Lightning-AI / litdata

Transform datasets at scale. Optimize datasets for fast AI model training.
Apache License 2.0
367 stars 42 forks source link

StreamingDataset intermittently fails due to lack of index.json #337

Open plra opened 2 months ago

plra commented 2 months ago

🐛 Bug

My training job intermittently fails with

File ".../litdata/streaming/dataset.py", line 89, in __init__
    self.subsampled_files, self.region_of_interest = subsample_streaming_dataset(
File ".../litdata/utilities/dataset_utilities.py", line 60, in subsample_streaming_dataset
    raise ValueError(
ValueError: The provided dataset `/root/.lightning/chunks/<hash>/<hash>` doesn't contain any index.json file.
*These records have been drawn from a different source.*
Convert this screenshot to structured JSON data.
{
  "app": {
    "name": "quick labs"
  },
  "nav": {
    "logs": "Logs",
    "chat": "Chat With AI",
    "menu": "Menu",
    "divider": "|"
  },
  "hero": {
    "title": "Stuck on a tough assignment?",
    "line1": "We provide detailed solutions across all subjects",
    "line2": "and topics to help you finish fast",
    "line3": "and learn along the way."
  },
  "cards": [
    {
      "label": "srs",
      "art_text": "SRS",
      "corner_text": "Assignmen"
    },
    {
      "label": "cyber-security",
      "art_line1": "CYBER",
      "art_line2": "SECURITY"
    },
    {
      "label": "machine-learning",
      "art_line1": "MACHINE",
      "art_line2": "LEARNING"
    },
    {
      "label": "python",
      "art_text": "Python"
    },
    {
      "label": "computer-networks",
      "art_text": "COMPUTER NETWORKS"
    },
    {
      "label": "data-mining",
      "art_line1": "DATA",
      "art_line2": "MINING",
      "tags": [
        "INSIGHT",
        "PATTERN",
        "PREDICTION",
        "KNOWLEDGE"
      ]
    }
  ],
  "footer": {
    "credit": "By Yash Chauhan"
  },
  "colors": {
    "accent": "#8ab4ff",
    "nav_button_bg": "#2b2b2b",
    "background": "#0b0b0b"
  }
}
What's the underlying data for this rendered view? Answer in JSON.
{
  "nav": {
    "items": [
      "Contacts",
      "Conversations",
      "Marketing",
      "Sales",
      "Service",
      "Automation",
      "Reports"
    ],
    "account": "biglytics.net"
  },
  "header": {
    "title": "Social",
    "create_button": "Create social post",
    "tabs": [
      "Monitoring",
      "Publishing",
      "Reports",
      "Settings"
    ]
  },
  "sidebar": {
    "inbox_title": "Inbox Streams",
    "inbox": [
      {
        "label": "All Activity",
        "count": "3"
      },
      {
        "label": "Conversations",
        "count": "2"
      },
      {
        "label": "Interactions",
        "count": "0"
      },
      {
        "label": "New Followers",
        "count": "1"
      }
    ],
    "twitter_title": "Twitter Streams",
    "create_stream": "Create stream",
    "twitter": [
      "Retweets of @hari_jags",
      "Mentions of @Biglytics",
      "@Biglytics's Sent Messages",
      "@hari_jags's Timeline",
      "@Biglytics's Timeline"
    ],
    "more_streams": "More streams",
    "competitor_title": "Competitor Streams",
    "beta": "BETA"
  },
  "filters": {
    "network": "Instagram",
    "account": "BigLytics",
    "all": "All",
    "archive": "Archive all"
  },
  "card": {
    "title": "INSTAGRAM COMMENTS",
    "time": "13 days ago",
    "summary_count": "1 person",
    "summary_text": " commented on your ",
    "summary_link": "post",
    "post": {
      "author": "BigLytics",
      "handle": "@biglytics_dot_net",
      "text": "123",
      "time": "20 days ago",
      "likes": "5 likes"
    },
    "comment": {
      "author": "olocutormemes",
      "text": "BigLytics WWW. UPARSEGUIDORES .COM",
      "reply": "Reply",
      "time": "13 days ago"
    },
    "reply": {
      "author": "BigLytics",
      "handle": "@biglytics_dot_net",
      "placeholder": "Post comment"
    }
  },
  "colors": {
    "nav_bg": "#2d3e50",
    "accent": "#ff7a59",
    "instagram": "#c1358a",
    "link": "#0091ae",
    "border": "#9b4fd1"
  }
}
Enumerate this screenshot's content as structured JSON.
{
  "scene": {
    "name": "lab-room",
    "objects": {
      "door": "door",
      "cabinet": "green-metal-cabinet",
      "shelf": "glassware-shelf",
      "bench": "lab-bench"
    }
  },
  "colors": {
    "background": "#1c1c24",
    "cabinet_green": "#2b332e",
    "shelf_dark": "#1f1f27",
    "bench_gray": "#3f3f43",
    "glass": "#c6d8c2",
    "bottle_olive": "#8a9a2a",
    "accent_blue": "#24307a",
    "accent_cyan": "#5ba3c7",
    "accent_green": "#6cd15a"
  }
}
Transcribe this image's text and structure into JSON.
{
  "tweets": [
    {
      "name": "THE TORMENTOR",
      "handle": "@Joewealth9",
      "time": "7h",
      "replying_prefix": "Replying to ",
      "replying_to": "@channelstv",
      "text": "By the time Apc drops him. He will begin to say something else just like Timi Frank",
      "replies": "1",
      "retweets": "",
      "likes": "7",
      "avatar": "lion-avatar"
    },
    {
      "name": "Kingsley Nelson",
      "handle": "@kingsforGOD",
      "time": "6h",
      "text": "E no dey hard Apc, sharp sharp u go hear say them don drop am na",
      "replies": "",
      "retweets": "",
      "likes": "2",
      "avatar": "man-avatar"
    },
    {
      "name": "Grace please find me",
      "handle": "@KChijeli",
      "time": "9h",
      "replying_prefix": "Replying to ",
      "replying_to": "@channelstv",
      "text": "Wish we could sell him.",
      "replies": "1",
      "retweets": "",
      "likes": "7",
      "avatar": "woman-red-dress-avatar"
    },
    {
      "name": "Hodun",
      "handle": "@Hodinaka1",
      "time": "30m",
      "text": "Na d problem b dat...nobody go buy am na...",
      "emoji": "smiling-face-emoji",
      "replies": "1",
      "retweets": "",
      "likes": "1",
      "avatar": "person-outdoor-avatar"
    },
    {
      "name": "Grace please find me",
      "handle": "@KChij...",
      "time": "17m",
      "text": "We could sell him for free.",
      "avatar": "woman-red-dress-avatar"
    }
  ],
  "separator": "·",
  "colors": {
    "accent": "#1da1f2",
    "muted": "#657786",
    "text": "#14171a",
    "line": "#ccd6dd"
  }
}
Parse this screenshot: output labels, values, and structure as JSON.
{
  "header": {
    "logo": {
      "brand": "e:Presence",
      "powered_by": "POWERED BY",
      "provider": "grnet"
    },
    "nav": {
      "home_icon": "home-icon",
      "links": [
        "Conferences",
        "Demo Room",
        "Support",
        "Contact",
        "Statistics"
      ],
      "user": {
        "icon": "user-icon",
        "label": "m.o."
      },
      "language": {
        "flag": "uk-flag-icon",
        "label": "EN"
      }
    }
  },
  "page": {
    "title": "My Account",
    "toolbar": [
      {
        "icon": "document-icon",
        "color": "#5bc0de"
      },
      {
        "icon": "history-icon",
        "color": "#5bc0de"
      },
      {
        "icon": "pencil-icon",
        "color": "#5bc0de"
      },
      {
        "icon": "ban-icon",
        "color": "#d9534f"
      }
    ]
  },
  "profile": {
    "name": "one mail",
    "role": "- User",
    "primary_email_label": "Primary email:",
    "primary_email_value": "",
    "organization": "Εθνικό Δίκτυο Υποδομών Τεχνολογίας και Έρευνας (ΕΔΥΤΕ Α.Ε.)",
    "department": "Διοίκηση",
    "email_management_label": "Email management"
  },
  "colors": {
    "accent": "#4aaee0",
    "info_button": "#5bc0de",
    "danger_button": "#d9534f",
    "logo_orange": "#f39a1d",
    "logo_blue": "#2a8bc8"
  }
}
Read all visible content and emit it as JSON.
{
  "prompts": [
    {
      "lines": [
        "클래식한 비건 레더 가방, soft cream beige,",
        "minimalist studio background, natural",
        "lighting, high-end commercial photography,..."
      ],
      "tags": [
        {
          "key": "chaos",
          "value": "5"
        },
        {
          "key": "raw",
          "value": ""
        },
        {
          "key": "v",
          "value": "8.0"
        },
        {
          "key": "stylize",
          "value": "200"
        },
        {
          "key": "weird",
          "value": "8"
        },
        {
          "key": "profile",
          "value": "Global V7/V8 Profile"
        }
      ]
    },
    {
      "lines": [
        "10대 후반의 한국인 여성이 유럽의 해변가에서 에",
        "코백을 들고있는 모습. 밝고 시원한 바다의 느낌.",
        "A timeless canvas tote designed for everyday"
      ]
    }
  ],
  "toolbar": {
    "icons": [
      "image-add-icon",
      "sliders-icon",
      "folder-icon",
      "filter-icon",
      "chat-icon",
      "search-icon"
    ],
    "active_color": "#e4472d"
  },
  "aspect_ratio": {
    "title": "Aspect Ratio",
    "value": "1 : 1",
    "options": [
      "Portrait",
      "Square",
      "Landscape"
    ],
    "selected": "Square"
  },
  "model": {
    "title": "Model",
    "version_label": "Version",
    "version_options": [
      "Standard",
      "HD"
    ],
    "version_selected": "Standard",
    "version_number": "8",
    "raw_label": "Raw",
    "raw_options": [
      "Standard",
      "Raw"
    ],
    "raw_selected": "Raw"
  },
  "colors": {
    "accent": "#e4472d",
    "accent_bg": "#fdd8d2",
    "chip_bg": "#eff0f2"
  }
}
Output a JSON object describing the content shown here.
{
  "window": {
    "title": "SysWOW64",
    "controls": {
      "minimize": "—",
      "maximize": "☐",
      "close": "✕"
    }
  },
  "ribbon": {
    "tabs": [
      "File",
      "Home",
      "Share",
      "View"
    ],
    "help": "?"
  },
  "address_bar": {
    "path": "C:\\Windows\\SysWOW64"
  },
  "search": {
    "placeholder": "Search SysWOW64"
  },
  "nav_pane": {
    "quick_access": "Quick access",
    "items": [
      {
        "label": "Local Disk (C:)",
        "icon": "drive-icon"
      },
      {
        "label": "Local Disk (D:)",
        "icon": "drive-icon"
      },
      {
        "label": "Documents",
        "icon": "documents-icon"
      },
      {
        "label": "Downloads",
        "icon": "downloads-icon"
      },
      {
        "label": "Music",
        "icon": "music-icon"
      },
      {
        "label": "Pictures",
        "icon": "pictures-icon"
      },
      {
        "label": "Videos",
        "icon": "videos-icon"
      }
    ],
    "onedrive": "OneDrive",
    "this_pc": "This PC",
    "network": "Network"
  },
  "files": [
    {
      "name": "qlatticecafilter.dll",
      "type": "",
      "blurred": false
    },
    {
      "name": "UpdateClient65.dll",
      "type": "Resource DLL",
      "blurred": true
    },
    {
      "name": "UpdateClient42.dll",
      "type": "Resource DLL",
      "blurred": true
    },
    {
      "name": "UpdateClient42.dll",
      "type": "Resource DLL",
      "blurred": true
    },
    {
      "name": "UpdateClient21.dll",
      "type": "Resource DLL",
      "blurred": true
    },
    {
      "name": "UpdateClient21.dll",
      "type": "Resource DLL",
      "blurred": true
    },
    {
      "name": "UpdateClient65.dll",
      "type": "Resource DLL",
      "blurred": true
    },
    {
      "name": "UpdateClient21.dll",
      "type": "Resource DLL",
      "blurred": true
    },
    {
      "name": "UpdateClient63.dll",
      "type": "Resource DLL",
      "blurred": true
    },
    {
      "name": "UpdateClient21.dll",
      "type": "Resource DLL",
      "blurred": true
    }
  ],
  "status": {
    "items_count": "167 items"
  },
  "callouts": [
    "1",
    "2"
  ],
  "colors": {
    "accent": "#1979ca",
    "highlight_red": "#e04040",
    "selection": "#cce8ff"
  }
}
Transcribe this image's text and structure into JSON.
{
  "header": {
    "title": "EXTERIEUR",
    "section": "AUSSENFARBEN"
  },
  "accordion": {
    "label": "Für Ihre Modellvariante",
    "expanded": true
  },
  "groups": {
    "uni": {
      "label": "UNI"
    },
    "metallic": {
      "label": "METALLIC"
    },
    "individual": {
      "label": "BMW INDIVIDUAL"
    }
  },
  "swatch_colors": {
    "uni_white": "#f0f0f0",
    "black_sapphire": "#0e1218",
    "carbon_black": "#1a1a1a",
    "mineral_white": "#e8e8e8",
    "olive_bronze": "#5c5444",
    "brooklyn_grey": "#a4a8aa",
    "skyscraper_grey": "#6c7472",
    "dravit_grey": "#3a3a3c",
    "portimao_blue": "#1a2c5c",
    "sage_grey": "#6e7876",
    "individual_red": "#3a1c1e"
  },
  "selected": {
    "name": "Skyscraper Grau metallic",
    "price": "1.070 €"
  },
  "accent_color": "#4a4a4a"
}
HINT: Did you successfully optimize a dataset to the provided `input_dir`?

I see this occasionally when attempting to train in standard single-node DDP setups, but now that I've started using dual-node DDP I'm seeing it much more often (at least one node will fail ~80% of the time -- I want to say this is much higher than would be the case if the node-level failures were independent). My usual solution has been to just re-run the job, but this is now very impractical.

Code sample

My setup is very standard AFAIK. I have a LightningDataModule with StreamingDataLoaders on top of StreamingDatasets pointing to a collection of files in an S3 bucket.

Environment

github-actions[bot] commented 2 months ago

Hi! thanks for your contribution!, great first issue!

Borda commented 2 months ago

My setup is very standard AFAIK. I have a LightningDataModule with StreamingDataLoaders on top of StreamingDatasets pointing to a collection of files in an S3 bucket.

thank you for sharing this with us, could we kindly ask you to share a full reproducible example?